Considerato che il Giudice di pace di Torino dubita della legittimità costituzionale dell’articolo 139 del decreto legislativo 7 settembre 2005, n. 209 (Codice delle assicurazioni private) nella parte in cui prevede un risarcimento del danno biologico per lesioni di lievi entità, basato su rigidi parametri fissati da tabelle ministeriali, per violazione: a) dell’art. 3 della Costituzione, perché, da un lato, non consentirebbe di giungere ad un’adeguata personalizzazione del risarcimento che tenga conto di tutte le circostanze del caso concreto e, dall’altro, perché ad identici danni corrisponderebbero risarcimenti diseguali, dato che i valori risarciti in base alle tabelle ministeriali sarebbero inferiori rispetto a quelli delle tabelle adottate dai tribunali agli stessi fini; b) dell’art. 2 Cost., per la fissazione di un limite al risarcimento del danno alla persona senza un adeguato contemperamento degli interessi in gioco, non essendo ragionevole che l’interesse all’esercizio dell’attività assicurativa possa essere ritenuto preminente su quello all’integrale risarcimento del danno alla persona; c) dell’art. 24 Cost., per l’irragionevole compressione del diritto ad un’effettiva tutela giurisdizionale derivante dalla rigida predeterminazione dei criteri di calcolo per il risarcimento del danno; d) dell’art. 76 Cost., per la previsione di un limite al risarcimento non previsto dalla legge delega 29 luglio 2003, n. 229 (Interventi in materia di qualità della regolazione, riassetto normativo e codificazione. – Legge di semplificazione 2001);
che nell’ordinanza di rimessione è da rilevare una insufficiente descrizione della fattispecie concreta che non consente un’adeguata valutazione dell’effettiva rilevanza della questione, dal momento che il remittente, nel lamentarsi del fatto che la norma impugnata non consente l’integrale risarcimento del danno non patrimoniale subito dal danneggiato, non indica l’età di quest’ultimo (art. 139, comma 1, lettera a), non spiega quale danno ha subito, non indica quale decreto ministeriale intenda applicare (art. 139, comma 5), non enuncia l’entità del risarcimento del danno che sarebbe liquidato facendo applicazione del d.m. rilevante, non chiarisce se tale importo sia aumentabile di un quinto (art. 139, comma 3), non enuncia le ragioni per cui tale somma non sarebbe sufficiente malgrado tale aumento, non esplicita, infine, quale somma sarebbe corretta per risarcire completamente il danno alla persona;
che siffatte omissioni, impedendo, secondo la costante giurisprudenza di questa Corte, di verificare la rilevanza della questione proposta, in relazione alla peculiarità della fattispecie, rendono la questione stessa manifestamente inammissibile.
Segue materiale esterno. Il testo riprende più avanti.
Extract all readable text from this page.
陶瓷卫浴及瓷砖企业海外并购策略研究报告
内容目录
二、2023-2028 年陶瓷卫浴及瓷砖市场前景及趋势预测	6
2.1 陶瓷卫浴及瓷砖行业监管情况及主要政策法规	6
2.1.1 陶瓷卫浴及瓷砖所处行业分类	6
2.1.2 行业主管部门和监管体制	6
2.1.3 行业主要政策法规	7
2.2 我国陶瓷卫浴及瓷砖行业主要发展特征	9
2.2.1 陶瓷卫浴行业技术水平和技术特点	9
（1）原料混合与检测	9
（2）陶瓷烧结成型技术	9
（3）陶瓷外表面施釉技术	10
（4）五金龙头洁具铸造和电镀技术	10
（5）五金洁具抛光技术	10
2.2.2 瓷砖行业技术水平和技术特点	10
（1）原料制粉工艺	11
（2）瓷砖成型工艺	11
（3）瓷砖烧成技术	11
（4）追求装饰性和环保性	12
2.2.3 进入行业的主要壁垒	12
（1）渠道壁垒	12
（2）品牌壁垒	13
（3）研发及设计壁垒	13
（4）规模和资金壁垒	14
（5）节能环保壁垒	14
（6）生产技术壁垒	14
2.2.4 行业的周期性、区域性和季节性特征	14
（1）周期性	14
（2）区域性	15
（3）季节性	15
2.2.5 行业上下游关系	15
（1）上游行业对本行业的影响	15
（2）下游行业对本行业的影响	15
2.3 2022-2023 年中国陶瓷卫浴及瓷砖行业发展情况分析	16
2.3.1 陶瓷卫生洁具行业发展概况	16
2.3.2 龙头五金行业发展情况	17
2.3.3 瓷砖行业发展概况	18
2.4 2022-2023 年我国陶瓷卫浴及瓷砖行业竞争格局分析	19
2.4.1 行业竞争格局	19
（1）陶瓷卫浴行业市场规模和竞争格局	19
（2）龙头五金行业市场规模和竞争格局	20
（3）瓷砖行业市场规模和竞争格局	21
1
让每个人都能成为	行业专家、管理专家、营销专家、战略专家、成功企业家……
Visti gli articoli 26, secondo comma, della legge 11 marzo 1953, n. 87, e 9, comma 2, delle norme integrative per i giudizi davanti alla Corte costituzionale.
per questi motivi
LA CORTE COSTITUZIONALE
dichiara manifestamente inammissibile la questione di legittimità costituzionale dell’art. 139 del d.lgs. 7 settembre 2005, n. 209 (Codice delle assicurazioni private), sollevata, in riferimento agli articoli 2, 3, 24 e 76 della Costituzione, dal Giudice di pace di Torino, con l’ordinanza in epigrafe.
Così deciso in Roma, nella sede della Corte costituzionale, Palazzo della Consulta, il 20 aprile 2011.
F.to:
Ugo DE SIERVO, Presidente
Alfio FINOCCHIARO, Redattore
Gabriella MELATTI, Cancelliere
Depositata in Cancelleria il 28 aprile 2011.